Der Blick war leer. So leer wie der geöffnete Whatapp Chat. Aus Wut hatte er all die Nachrichten gelöscht, wollte sich die Vorwürfe nicht länger gefallen lassen, wollte ihm keine weitere Vorlage geben ihm die Worte im Munde zu verdrehen, bis sie keinen Sinn mehr machten. Die blauen Augen wanderten weiter zu der geladenen Waffe auf dem Tisch.

Es war so irre. Schließlich hatte Flo ihn in all dies reingezogen Hatte vor all den Jahren vorgeschlagen, gemeinsam Minecraft Projekte zu machen. Und natürlich ist es jetzt seine Schuld. Wie immer. Inzwischen sah er selbst nicht mehr durch. Er wollte es auch gar nicht mehr.
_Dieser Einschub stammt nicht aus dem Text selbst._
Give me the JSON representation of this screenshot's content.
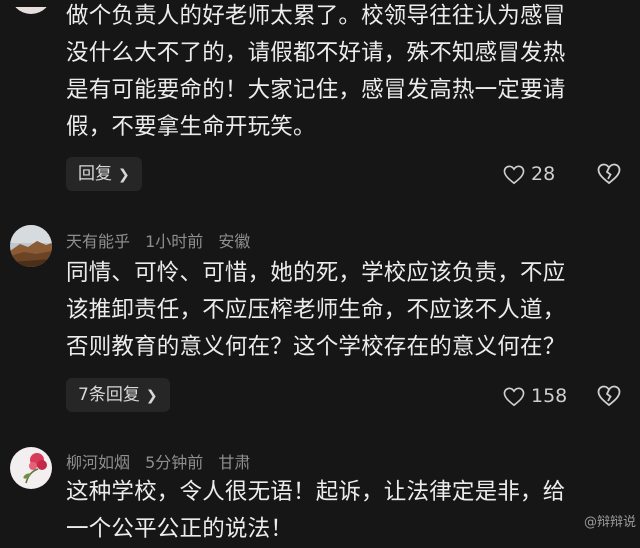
{
  "comments": [
    {
      "lines": [
        "做个负责人的好老师太累了。校领导往往认为感冒",
        "没什么大不了的，请假都不好请，殊不知感冒发热",
        "是有可能要命的！大家记住，感冒发高热一定要请",
        "假，不要拿生命开玩笑。"
      ],
      "reply_label": "回复",
      "likes": "28"
    },
    {
      "username": "天有能乎",
      "time": "1小时前",
      "location": "安徽",
      "lines": [
        "同情、可怜、可惜，她的死，学校应该负责，不应",
        "该推卸责任，不应压榨老师生命，不应该不人道，",
        "否则教育的意义何在？这个学校存在的意义何在？"
      ],
      "reply_label": "7条回复",
      "likes": "158"
    },
    {
      "username": "柳河如烟",
      "time": "5分钟前",
      "location": "甘肃",
      "lines": [
        "这种学校，令人很无语！起诉，让法律定是非，给",
        "一个公平公正的说法！"
      ]
    }
  ],
  "watermark": "@辩辩说"
}
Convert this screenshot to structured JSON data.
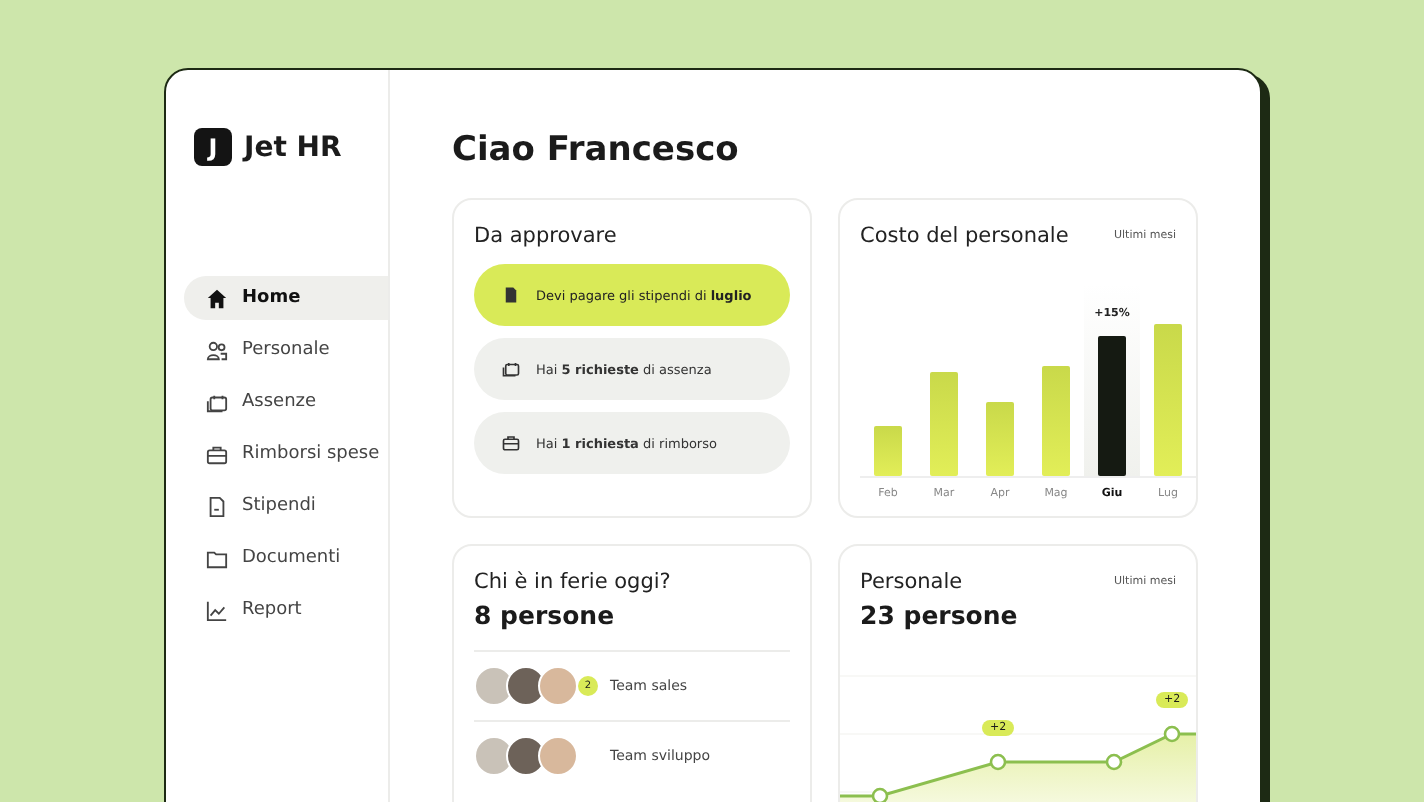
{
  "brand": {
    "logo_letter": "J",
    "name": "Jet HR"
  },
  "sidebar": {
    "items": [
      {
        "label": "Home",
        "selected": true
      },
      {
        "label": "Personale",
        "selected": false
      },
      {
        "label": "Assenze",
        "selected": false
      },
      {
        "label": "Rimborsi spese",
        "selected": false
      },
      {
        "label": "Stipendi",
        "selected": false
      },
      {
        "label": "Documenti",
        "selected": false
      },
      {
        "label": "Report",
        "selected": false
      }
    ]
  },
  "greeting": "Ciao Francesco",
  "approvals": {
    "title": "Da approvare",
    "items": [
      {
        "text": "Devi pagare gli stipendi di **luglio**",
        "highlighted": true
      },
      {
        "text": "Hai **5 richieste** di assenza",
        "highlighted": false
      },
      {
        "text": "Hai **1 richiesta** di rimborso",
        "highlighted": false
      }
    ]
  },
  "cost": {
    "title": "Costo del personale",
    "period": "Ultimi mesi",
    "badge": "+15%",
    "categories": [
      {
        "label": "Feb",
        "selected": false
      },
      {
        "label": "Mar",
        "selected": false
      },
      {
        "label": "Apr",
        "selected": false
      },
      {
        "label": "Mag",
        "selected": false
      },
      {
        "label": "Giu",
        "selected": true
      },
      {
        "label": "Lug",
        "selected": false
      }
    ]
  },
  "vacation": {
    "title": "Chi è in ferie oggi?",
    "count": "8 persone",
    "teams": [
      {
        "name": "Team sales",
        "extra": "2"
      },
      {
        "name": "Team sviluppo"
      }
    ]
  },
  "staff": {
    "title": "Personale",
    "count": "23 persone",
    "period": "Ultimi mesi",
    "markers": [
      "+2",
      "+2"
    ]
  }
}
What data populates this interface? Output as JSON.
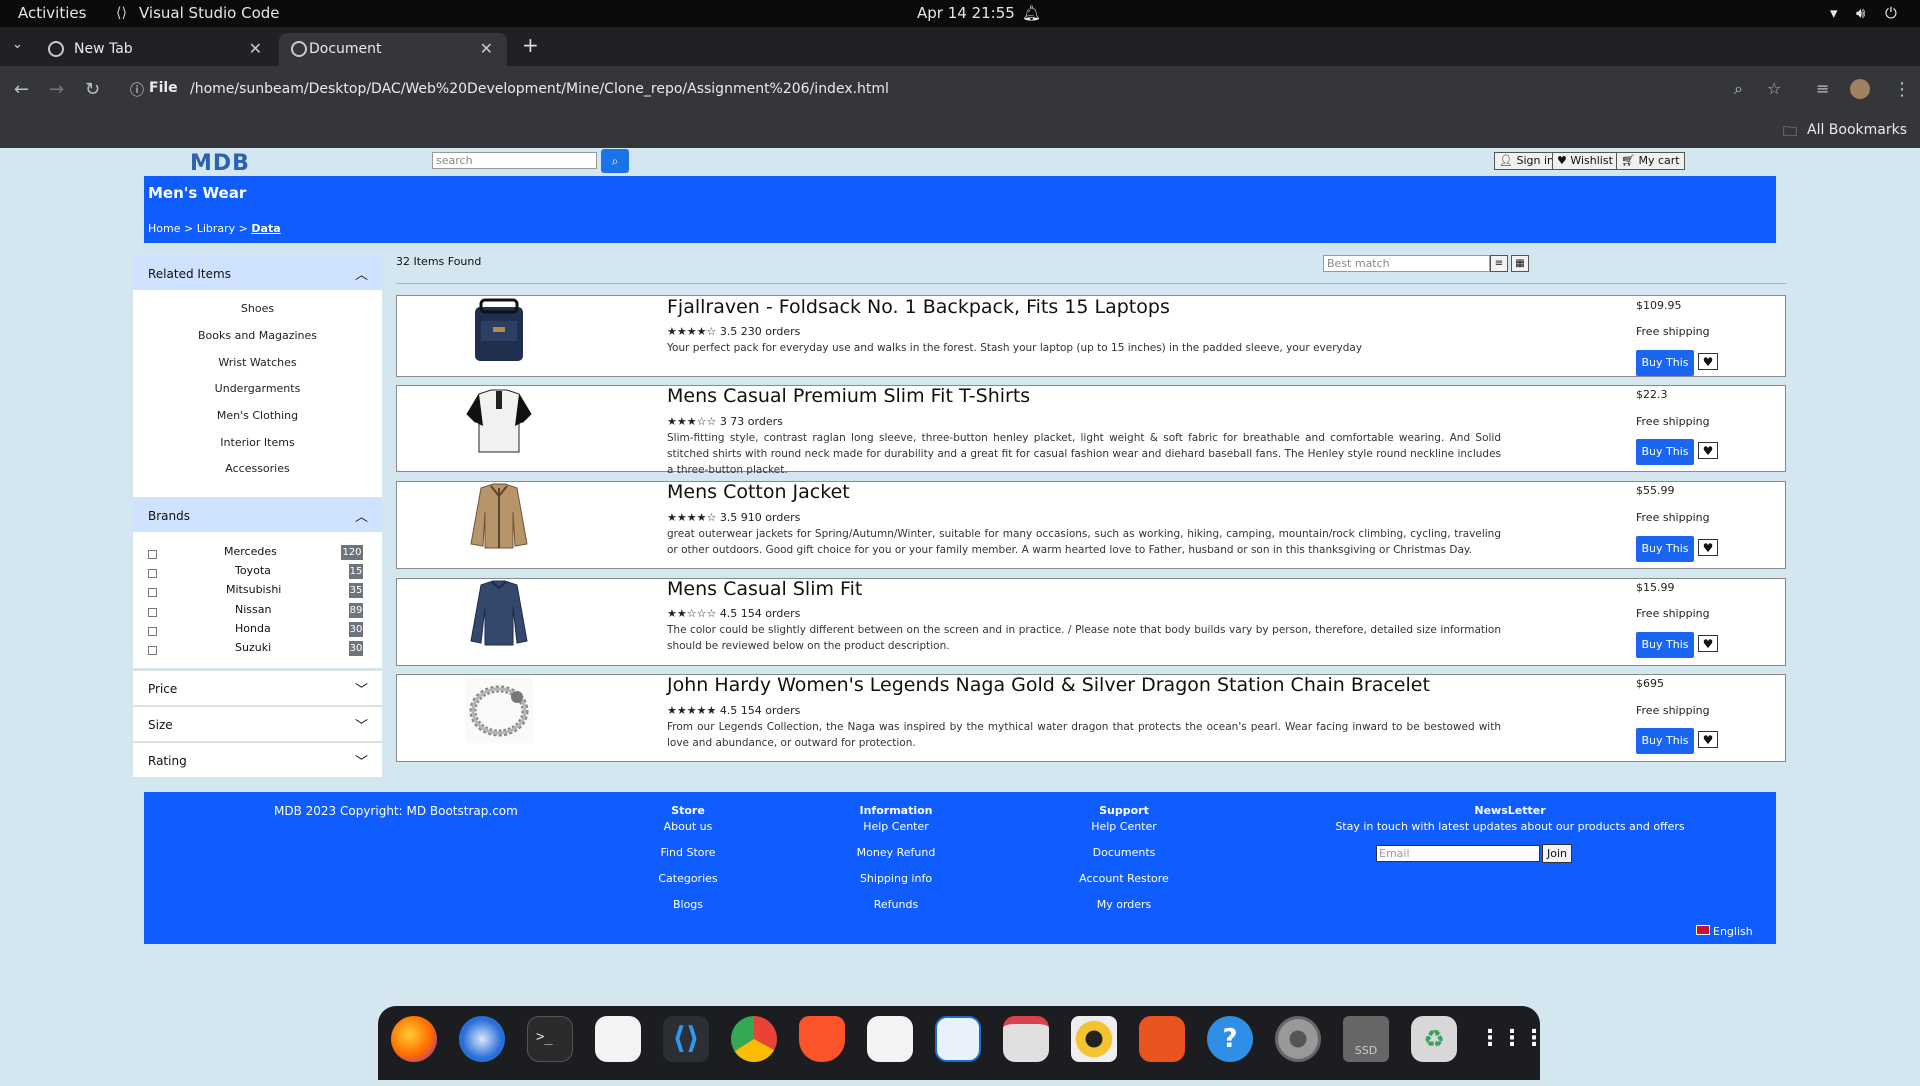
{
  "system": {
    "activities": "Activities",
    "app_name": "Visual Studio Code",
    "datetime": "Apr 14  21:55"
  },
  "browser": {
    "tabs": [
      {
        "label": "New Tab"
      },
      {
        "label": "Document"
      }
    ],
    "url_scheme": "File",
    "url": "/home/sunbeam/Desktop/DAC/Web%20Development/Mine/Clone_repo/Assignment%206/index.html",
    "bookmarks_label": "All Bookmarks"
  },
  "page": {
    "logo": "MDB",
    "search_placeholder": "search",
    "buttons": {
      "signin": "Sign in",
      "wishlist": "Wishlist",
      "cart": "My cart"
    },
    "banner_title": "Men's Wear",
    "breadcrumb": {
      "home": "Home",
      "sep1": " > ",
      "library": "Library",
      "sep2": " > ",
      "current": "Data"
    },
    "items_found": "32 Items Found",
    "sort_placeholder": "Best match",
    "related": {
      "title": "Related Items",
      "items": [
        "Shoes",
        "Books and Magazines",
        "Wrist Watches",
        "Undergarments",
        "Men's Clothing",
        "Interior Items",
        "Accessories"
      ]
    },
    "brands": {
      "title": "Brands",
      "items": [
        {
          "name": "Mercedes",
          "count": "120"
        },
        {
          "name": "Toyota",
          "count": "15"
        },
        {
          "name": "Mitsubishi",
          "count": "35"
        },
        {
          "name": "Nissan",
          "count": "89"
        },
        {
          "name": "Honda",
          "count": "30"
        },
        {
          "name": "Suzuki",
          "count": "30"
        }
      ]
    },
    "filters": [
      "Price",
      "Size",
      "Rating"
    ],
    "products": [
      {
        "title": "Fjallraven - Foldsack No. 1 Backpack, Fits 15 Laptops",
        "stars": "★★★★☆",
        "meta": "3.5 230 orders",
        "desc": "Your perfect pack for everyday use and walks in the forest. Stash your laptop (up to 15 inches) in the padded sleeve, your everyday",
        "price": "$109.95",
        "shipping": "Free shipping",
        "buy": "Buy This"
      },
      {
        "title": "Mens Casual Premium Slim Fit T-Shirts",
        "stars": "★★★☆☆",
        "meta": "3 73 orders",
        "desc": "Slim-fitting style, contrast raglan long sleeve, three-button henley placket, light weight & soft fabric for breathable and comfortable wearing. And Solid stitched shirts with round neck made for durability and a great fit for casual fashion wear and diehard baseball fans. The Henley style round neckline includes a three-button placket.",
        "price": "$22.3",
        "shipping": "Free shipping",
        "buy": "Buy This"
      },
      {
        "title": "Mens Cotton Jacket",
        "stars": "★★★★☆",
        "meta": "3.5 910 orders",
        "desc": "great outerwear jackets for Spring/Autumn/Winter, suitable for many occasions, such as working, hiking, camping, mountain/rock climbing, cycling, traveling or other outdoors. Good gift choice for you or your family member. A warm hearted love to Father, husband or son in this thanksgiving or Christmas Day.",
        "price": "$55.99",
        "shipping": "Free shipping",
        "buy": "Buy This"
      },
      {
        "title": "Mens Casual Slim Fit",
        "stars": "★★☆☆☆",
        "meta": "4.5 154 orders",
        "desc": "The color could be slightly different between on the screen and in practice. / Please note that body builds vary by person, therefore, detailed size information should be reviewed below on the product description.",
        "price": "$15.99",
        "shipping": "Free shipping",
        "buy": "Buy This"
      },
      {
        "title": "John Hardy Women's Legends Naga Gold & Silver Dragon Station Chain Bracelet",
        "stars": "★★★★★",
        "meta": "4.5 154 orders",
        "desc": "From our Legends Collection, the Naga was inspired by the mythical water dragon that protects the ocean's pearl. Wear facing inward to be bestowed with love and abundance, or outward for protection.",
        "price": "$695",
        "shipping": "Free shipping",
        "buy": "Buy This"
      }
    ],
    "footer": {
      "copyright": "MDB 2023 Copyright: MD Bootstrap.com",
      "store": {
        "title": "Store",
        "links": [
          "About us",
          "Find Store",
          "Categories",
          "Blogs"
        ]
      },
      "information": {
        "title": "Information",
        "links": [
          "Help Center",
          "Money Refund",
          "Shipping info",
          "Refunds"
        ]
      },
      "support": {
        "title": "Support",
        "links": [
          "Help Center",
          "Documents",
          "Account Restore",
          "My orders"
        ]
      },
      "newsletter": {
        "title": "NewsLetter",
        "text": "Stay in touch with latest updates about our products and offers",
        "email_placeholder": "Email",
        "join": "Join"
      },
      "language": "English"
    }
  },
  "dock": [
    "firefox-icon",
    "thunderbird-icon",
    "terminal-icon",
    "text-viewer-icon",
    "vscode-icon",
    "chrome-icon",
    "brave-icon",
    "text-editor-icon",
    "writer-icon",
    "files-icon",
    "rhythmbox-icon",
    "app-center-icon",
    "help-icon",
    "settings-icon",
    "ssd-icon",
    "trash-icon",
    "apps-grid-icon"
  ],
  "colors": {
    "banner": "#0f5cff",
    "page_bg": "#d4e6ef",
    "accent": "#1a66f0"
  }
}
Hatte aufgegeben seinen... Freund... zu verstehen. Wann war es denn nur so verdammt kompliziert geworden? Wann waren sie sich so fremd geworden, dass er jetzt hier saß und die Waffe in die Hand nahm.

Russisch Roulette. Eine Kugel - fünf Kammern. Eine Chance von 5:1. Fast schon lächerlich. Er gab der Trommel einen Stubs, damit sie sich drehte. Entsicherte die Waffe und setzte sie sich an die Schläfe.

Schloss die Augen.

Nahm sie wieder runter.

Schaute erneut in den Whatsapp Chat. Inzwischen war es bereits drei Uhr morgens und immer noch nichts. Keine Antwort auf seine letzte Nachricht. Wäre die Sache doch nur umgedreht. Dann säße er am längeren Hebel. Würde ihn mit einer sehnsüchtigen Antwort warten lassen. Obwohl - so wie er Flo kannte, würde er das nicht zulassen.

Kaum zu glauben, dass er ihn mal als seinen besten Freund angesehen hatte. Davon war so gut wie nichts mehr übrig.

Wie konnte das nur passieren? Wie hätte es weitergehen sollen, jetzt da alles in Scherben vor ihm lag und er mit bloßen Händen die zerbrochenen Stücke wieder zusammen setzen sollte. Es würde wehtun. Und am Ende war es umsonst. Denn wie sollte etwas funktionieren, wenn es nur wehtat?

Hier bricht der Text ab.